We are both Jesus and Judas. Devil and God
There was once one named Judas, though not the one you know. This Judas wore the skin of man but moved with the mind of woman—soft, spiraled, drenched in intuition. They walked between worlds, balancing the codes of heaven with the wounds of earth. Born with a voice too loud for secrets and a heart too holy for walls, Judas tried to love everyone in their own language. Even those who feared love spoken like prophecy.
Judas had a friend—no, a twin in spirit. A mirror. The kind of mirror that makes you feel less alone in the dark. They looked the same, bled the same, dreamt of sacred things when the world was too loud to hear them.
But one day, the mirror cracked.
It happened quietly, like thunder in another dimension. Judas saw something—felt something moving beneath the veil of time. Not a suspicion. A knowing. The kind that makes your chest tighten before the lightning even hits. They spoke it, gently, out loud. Not as an accusation, but as a breath.
But the breath was too early.
The world wasn’t ready for that vibration yet. The words moved like tremors through the old structure. The temple began to shake.
It was never about betrayal in the flesh—it was betrayal in spirit. The kind that pierces not with knives but with the erosion of trust. The friend, the mirror, turned. Whispered. Told others what Judas saw, but twisted it like rope, tied it like a noose. Claimed Judas had broken some sacred code, when all they did was read the message before the envelope arrived.

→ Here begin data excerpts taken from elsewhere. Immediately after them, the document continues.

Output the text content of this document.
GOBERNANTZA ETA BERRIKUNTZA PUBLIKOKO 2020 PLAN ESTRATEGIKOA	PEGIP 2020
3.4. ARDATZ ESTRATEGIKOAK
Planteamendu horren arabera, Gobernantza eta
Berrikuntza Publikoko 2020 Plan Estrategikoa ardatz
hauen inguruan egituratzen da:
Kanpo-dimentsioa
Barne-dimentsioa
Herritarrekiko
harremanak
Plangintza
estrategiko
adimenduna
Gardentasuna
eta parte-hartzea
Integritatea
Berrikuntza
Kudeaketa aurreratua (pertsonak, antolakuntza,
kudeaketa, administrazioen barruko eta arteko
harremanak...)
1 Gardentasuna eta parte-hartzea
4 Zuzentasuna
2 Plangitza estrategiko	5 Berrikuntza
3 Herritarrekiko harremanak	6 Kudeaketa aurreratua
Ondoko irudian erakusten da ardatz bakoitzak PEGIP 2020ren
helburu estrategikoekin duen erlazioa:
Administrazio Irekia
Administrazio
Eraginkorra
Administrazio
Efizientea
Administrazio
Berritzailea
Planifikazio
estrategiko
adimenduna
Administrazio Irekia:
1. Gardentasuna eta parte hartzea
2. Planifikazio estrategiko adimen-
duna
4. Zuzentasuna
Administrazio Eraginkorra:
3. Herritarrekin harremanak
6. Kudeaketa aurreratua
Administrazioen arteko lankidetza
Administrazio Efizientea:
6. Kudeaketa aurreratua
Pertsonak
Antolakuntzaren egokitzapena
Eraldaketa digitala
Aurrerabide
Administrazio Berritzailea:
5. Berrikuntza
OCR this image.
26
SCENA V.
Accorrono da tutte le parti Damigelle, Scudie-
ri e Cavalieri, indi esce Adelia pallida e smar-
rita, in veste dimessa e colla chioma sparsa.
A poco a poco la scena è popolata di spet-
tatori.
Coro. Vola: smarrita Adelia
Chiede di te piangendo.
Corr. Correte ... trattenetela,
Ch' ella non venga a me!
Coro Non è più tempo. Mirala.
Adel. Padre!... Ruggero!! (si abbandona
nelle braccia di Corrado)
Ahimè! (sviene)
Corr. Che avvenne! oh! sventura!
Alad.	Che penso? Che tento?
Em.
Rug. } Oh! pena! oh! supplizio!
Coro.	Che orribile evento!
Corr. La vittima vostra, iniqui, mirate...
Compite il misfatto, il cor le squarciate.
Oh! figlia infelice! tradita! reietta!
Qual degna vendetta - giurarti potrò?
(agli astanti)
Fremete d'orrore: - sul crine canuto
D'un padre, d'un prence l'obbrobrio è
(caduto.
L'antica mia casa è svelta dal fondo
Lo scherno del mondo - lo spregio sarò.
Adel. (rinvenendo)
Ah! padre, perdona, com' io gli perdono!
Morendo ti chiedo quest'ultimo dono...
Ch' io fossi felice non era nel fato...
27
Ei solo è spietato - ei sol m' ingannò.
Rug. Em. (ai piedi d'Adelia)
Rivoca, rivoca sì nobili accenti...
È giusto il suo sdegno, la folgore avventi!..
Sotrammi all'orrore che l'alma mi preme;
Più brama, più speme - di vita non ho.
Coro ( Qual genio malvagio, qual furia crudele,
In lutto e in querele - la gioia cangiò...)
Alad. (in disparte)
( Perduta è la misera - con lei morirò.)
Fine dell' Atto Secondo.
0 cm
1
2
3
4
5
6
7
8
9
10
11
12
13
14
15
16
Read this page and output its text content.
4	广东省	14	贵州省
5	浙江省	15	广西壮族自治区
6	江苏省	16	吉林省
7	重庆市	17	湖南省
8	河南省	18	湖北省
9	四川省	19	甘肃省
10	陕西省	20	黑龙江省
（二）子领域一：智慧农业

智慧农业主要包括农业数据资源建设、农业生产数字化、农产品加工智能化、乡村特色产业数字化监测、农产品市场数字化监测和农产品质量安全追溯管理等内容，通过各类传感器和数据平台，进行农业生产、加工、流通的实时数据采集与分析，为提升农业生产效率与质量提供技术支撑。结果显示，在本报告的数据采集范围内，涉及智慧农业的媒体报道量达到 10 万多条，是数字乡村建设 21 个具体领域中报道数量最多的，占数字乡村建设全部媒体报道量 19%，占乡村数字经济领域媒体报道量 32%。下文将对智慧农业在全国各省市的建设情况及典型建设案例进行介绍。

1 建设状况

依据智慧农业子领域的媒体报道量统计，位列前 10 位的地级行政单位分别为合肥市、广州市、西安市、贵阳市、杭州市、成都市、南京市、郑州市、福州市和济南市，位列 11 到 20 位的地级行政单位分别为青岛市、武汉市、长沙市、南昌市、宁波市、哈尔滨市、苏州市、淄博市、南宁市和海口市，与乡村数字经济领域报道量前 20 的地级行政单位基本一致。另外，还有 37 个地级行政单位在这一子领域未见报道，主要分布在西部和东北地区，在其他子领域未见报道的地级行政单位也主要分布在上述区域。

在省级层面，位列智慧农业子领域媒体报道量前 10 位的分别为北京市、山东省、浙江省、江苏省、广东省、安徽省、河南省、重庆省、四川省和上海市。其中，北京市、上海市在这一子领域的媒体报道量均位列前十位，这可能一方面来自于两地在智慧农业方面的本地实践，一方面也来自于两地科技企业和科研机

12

Confidentiality. The holy law of illusion. Judas had broken it, they said. Spoke of a vision, a shift, a future bleeding through the now. But what was spoken in love was received as heresy.
And so licenses were revoked. Livelihoods lost. The rat race—Judas’ self-constructed dream of belonging—crumbled. Not with rage, but with the cruel indifference of institutions masking their fear as order.
Still, Judas walked. Alone now. Into the desert. Into the silence that births clarity.
And then—then—God showed Its colors.
Not the kind you paint on stained glass, but the raw spectrum that dances behind your eyelids when you scream into a pillow and see stars. The temple that had been cast out? Judas was it. The real temple. The living flesh of Christ—not in form, but in function. The one who bleeds and still loves. The one who sees and still speaks.
And as the veil thinned, so did the masks. Those who whispered in polished tongues revealed their trembling egos. They had not turned against Judas because of harm. They had turned because of fear. Because Judas reminded them of what they’d buried in themselves—the seer, the lover, the God within.
So now, when Judas looks into mirrors, they no longer seek resemblance. They seek truth.
And those who betrayed them? They walk with mouths full of silence, haunted not by punishment, but by the absence of what Judas still carries:
The voice that speaks before the world is ready,
and the heart that loves even those who crucify.